Leon Lee O’Donnell was convicted of felony assault charges committed against E.W., a woman he had dated on and off for three or four years. He argues that the superior court should not have admitted evidence of two prior incidents of domestic violence under Evidence Rule 404(b)(4). He argues that the term “dating” used inPage 2
defining domestic violence is unconstitutionally vague and that the prejudice from the evidence of these prior incidents outweighed its probative value. We recently concluded that the term “dating” is sufficiently definite for a court to apply, [fn1] and our decision resolves O’Donnell’s constitutional claim.
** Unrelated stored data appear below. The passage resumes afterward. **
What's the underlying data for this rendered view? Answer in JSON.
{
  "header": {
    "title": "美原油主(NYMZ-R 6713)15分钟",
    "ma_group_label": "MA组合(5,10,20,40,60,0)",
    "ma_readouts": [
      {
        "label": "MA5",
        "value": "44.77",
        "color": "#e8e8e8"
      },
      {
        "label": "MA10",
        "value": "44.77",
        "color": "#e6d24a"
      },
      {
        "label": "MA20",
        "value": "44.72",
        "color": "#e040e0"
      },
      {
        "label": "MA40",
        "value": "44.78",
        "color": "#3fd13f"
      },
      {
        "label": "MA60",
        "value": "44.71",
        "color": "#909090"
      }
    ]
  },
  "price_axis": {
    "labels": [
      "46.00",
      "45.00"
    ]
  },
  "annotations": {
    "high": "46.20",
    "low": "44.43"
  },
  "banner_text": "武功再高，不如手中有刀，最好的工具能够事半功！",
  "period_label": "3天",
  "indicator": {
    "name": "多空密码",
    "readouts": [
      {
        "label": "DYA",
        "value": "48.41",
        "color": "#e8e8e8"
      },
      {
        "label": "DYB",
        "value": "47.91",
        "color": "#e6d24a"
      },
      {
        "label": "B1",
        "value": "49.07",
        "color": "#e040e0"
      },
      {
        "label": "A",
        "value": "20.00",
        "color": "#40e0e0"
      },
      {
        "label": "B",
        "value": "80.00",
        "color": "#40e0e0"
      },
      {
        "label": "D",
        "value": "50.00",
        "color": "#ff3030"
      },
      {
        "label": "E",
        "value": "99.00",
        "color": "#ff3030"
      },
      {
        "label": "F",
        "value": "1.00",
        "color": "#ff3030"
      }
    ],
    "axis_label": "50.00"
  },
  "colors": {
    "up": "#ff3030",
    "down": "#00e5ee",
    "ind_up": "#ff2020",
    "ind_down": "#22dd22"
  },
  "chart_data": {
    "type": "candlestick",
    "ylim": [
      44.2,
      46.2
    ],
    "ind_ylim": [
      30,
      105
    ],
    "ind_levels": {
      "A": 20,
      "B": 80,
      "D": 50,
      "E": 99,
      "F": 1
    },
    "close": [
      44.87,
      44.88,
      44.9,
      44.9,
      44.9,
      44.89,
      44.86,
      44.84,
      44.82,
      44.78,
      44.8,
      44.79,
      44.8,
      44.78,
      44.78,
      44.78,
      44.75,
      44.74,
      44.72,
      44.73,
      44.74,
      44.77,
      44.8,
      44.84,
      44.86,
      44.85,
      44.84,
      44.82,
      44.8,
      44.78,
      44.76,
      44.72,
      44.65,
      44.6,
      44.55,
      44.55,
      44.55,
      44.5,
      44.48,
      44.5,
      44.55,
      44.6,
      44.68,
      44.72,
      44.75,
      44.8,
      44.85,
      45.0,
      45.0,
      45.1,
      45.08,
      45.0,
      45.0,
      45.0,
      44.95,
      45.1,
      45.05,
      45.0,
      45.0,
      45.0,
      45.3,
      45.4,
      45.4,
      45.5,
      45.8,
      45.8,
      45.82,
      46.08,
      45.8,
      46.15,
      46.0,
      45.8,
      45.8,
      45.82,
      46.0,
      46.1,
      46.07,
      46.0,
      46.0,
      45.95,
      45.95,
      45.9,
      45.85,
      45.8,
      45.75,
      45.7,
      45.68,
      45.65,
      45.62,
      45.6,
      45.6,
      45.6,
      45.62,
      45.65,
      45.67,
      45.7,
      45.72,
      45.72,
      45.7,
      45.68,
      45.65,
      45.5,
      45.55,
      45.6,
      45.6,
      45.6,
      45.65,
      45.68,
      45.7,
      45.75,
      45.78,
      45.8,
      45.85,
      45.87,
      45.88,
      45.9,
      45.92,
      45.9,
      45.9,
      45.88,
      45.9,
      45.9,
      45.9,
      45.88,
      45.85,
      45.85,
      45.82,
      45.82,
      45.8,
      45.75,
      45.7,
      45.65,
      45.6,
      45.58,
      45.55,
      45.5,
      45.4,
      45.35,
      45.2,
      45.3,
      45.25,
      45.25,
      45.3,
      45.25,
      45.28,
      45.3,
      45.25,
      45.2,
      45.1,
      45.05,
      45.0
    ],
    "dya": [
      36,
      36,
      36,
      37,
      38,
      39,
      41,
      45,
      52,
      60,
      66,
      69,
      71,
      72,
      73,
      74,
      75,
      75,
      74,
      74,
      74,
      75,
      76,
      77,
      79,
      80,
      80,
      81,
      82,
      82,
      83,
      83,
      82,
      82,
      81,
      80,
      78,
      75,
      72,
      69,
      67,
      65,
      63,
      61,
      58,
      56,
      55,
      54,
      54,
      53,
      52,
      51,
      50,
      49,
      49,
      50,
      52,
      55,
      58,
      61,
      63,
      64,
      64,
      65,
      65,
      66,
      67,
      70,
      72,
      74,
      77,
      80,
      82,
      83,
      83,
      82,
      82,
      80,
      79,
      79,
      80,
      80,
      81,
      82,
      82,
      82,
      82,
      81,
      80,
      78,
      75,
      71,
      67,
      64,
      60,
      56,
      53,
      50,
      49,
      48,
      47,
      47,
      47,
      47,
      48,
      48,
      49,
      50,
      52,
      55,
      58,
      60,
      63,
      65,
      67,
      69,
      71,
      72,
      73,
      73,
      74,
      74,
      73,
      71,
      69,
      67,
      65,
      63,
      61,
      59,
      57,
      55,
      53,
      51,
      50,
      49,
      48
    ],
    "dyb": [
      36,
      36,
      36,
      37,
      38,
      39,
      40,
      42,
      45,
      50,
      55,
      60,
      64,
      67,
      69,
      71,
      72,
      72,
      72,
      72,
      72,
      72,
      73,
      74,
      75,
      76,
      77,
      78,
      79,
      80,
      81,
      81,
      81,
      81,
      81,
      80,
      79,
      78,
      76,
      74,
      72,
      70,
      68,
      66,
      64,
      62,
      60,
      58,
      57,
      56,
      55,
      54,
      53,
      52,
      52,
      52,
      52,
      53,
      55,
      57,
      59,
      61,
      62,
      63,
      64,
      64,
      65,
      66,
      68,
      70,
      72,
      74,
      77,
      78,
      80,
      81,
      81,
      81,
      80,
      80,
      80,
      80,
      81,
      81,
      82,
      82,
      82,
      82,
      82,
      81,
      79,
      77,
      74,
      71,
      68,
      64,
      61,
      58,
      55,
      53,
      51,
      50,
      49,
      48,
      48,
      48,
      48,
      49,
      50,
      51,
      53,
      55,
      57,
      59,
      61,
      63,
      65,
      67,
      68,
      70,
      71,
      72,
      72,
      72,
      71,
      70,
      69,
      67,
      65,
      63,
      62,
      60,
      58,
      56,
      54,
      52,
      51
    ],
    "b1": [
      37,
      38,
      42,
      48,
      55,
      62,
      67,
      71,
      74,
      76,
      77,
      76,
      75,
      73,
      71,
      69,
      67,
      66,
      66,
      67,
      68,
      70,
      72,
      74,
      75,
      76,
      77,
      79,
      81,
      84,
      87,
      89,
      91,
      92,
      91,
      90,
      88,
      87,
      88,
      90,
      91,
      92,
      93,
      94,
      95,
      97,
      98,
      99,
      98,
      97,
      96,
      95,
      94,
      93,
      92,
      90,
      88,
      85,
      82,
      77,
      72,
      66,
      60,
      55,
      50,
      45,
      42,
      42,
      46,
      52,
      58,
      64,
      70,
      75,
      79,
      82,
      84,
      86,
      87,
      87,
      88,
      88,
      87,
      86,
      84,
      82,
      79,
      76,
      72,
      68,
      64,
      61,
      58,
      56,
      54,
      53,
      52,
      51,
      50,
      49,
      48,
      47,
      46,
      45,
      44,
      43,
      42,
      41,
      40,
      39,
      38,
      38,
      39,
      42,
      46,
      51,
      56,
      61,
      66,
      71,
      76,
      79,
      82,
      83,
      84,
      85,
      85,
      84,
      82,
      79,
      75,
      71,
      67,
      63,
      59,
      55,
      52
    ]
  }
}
We also conclude that the trial judge did not abuse his discretion when he admitted these two prior incidents.

O’Donnell also argues that the court should have declared a mistrial because the State’s expert based part of her opinion on testimony by E.W. that was not provided in pretrial discovery. We conclude that O’Donnell waived his objection to the discovery violation by failing to object to E.W.’s testimony or to the expert’s opinion. And we conclude that O’Donnell has shown no prejudice because the expert could legitimately base her opinion on E.W.’s trial testimony.


On October 30, 2008, E.W. went with O’Donnell from Anchorage to his one-bedroom trailer in Big Lake. O’Donnell tried to start the generator, while E.W. stayed in the truck and began drinking. According to E.W., O’Donnell returned to the truck and began strangling her with his hands. She was not certain whether she provoked O’Donnell or whether he was upset about the malfunctioning generator.

E.W. felt like she “couldn’t breathe” and estimated that O’Donnell strangled her for approximately ten minutes. After E.W. stopped moving, O’Donnell started hitting her and pulling her hair. O’Donnell told E.W. that he was going to kill her and threatened to cut up her body and burn it in a barrel along with his trash.Page 3

O’Donnell eventually left E.W. alone and tried again to start the generator. E.W. called 911 from her cell phone. Alaska State Trooper James Streicher responded to the 911 call, but he did not find the trailer until approximately eight hours after the call.

Streicher observed red marks on E.W.’s cheeks and purple and yellow marks on her neck. When Streicher asked E.W. about the marks on her neck, E.W. initially told him the marks were hickeys since she did not want O’Donnell to go to jail. Streicher continued to question E.W. about the marks, and E.W. eventually admitted that O’Donnell strangled her.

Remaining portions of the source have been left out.